Haute société, Bas-Empire

Une rafale de révélations suscite la stupéfaction en France.

Élection présidentielle française


Des dirigeants politiques côtoieraient en permanence — et en bonne amitié — hommes et femmes d’affaires. Les seconds financeraient les partis des premiers. Ils obtiendraient en échange une réduction appréciable du taux de leurs impôts. Plus renversant encore, la baisse de la fiscalité sur les hauts revenus (près de 100 milliards d’euros en dix ans) aurait surtout avantagé... les hauts revenus, protégés depuis 2006 par un « bouclier » conçu à cette intention. Enfin, soucieux d’éprouver par eux-mêmes les rigueurs de la nouvelle loi commune, les gouvernants (et leurs familles) seraient plus nombreux à se reconvertir dans les affaires que dans le syndicalisme.
Ainsi, l’« affaire Bettencourt » a rendu visible ce qui l’était déjà (1). En avril dernier, les journalistes d’investigation dormaient-ils donc, et les professeurs de vertu avec eux, quand Mme Florence Woerth décrocha un poste d’administratrice chez Hermès, elle qui se consacrait déjà — sans que cela provoque le moindre émoi — aux finances de Mme Liliane Bettencourt, troisième fortune de France ? M. Eric Woerth avait réagi ainsi : « Je suis ministre de l’égalité hommes-femmes, j’aurais bien tort de vouloir freiner la carrière de ma femme, (...) parallèle à la mienne » (AFP, 21 avril 2010). Nul ne le soupçonnait vraiment de contrarier l’épanouissement professionnel de sa femme, mais personne ne s’alarma non plus du « parallélisme » ainsi tracé entre le parcours d’une gestionnaire de grande fortune soucieuse d’« optimisation fiscale » aux Seychelles et celui d’un ministre du travail qui s’apprêtait à amputer la retraite des ouvriers. Tout cela, c’était avant l’affaire Bettencourt. Les rapports entre argent et pouvoir étaient exactement ce qu’on en révèle aujourd’hui.
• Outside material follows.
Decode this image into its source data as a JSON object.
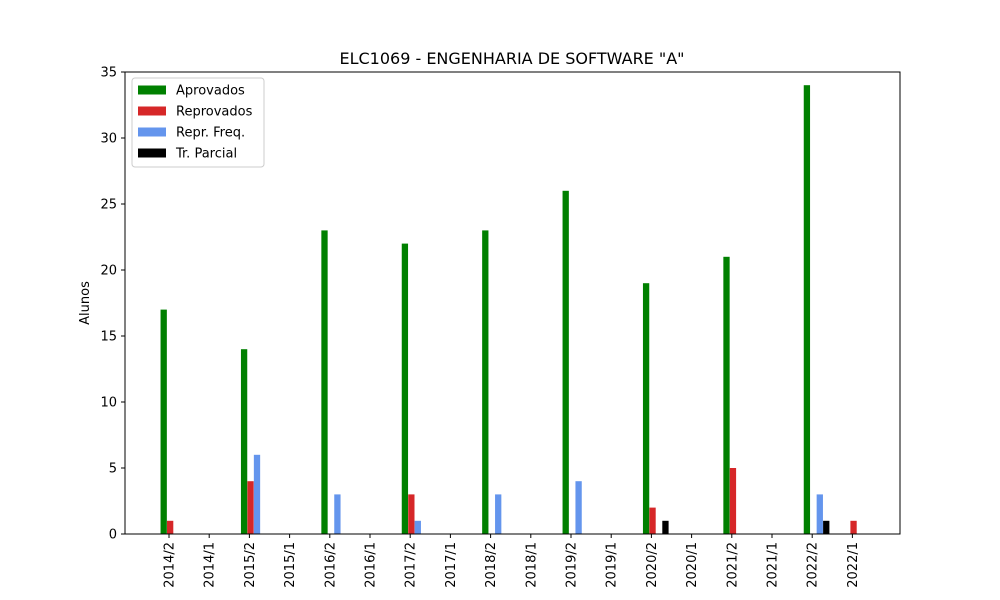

Mais, à l’époque, tout allait bien...
L’impact du « scandale » actuel tient peut-être à des détails qui tuent : un jeune et ambitieux secrétaire d’Etat à l’emploi qui profite d’un voyage officiel à Londres pour supplier des gestionnaires de fonds spéculatifs de la City de financer son groupuscule, baptisé Nouvel Oxygène ; un taux d’imposition des revenus se situant entre 1 % et 6 % par an (2) dans le cas de Mme Bettencourt (le bouclier fonctionne...) ; une journaliste vedette qui décroche un entretien sur TF1 avec la propriétaire de L’Oréal en précisant : « Je la connaissais pour avoir dîné avec elle et son mari chez des amis communs. Il nous arrivait aussi de nous croiser à l’occasion d’expositions. »
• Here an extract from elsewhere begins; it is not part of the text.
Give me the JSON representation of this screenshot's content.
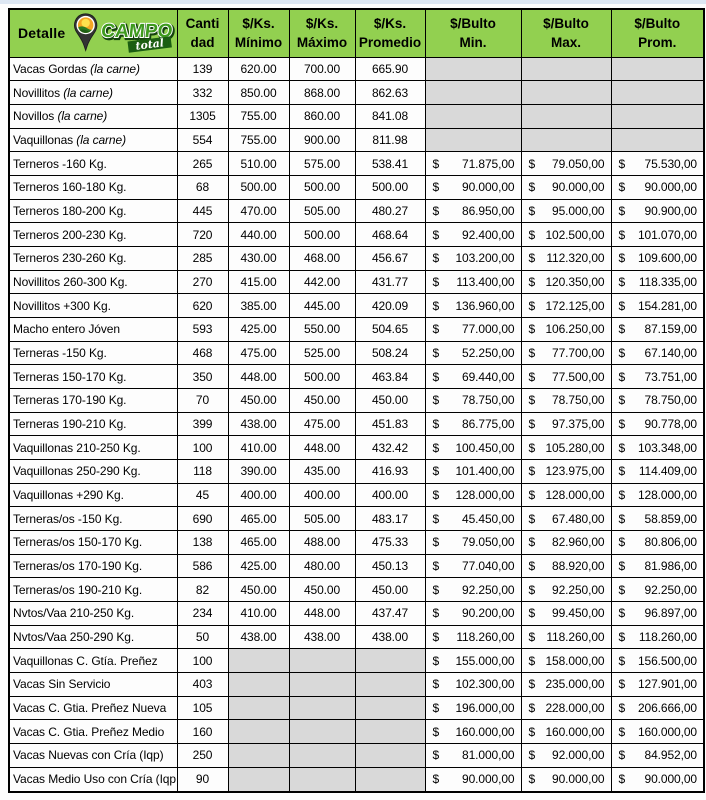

Pour que cette affaire tentaculaire devienne le « collier de la reine » de l’oligarchie française, il faudrait cependant, au minimum, qu’elle débouche sur la fin des pantouflages entre public et privé, sans oublier les « ménages » des journalistes qui ont ainsi contractualisé leur connivence avec l’argent. Le brouhaha du dernier mois n’aura en revanche servi à rien si l’espoir de purifier une atmosphère de Bas-Empire conduit à porter à l’Elysée un frère siamois de M. Nicolas Sarkozy. Comme, par exemple, le directeur général du Fonds monétaire international (3). Les grandes fortunes célébreraient la victoire d’un socialiste d’affaires dans un autre Fouquet’s. Et tout recommencerait.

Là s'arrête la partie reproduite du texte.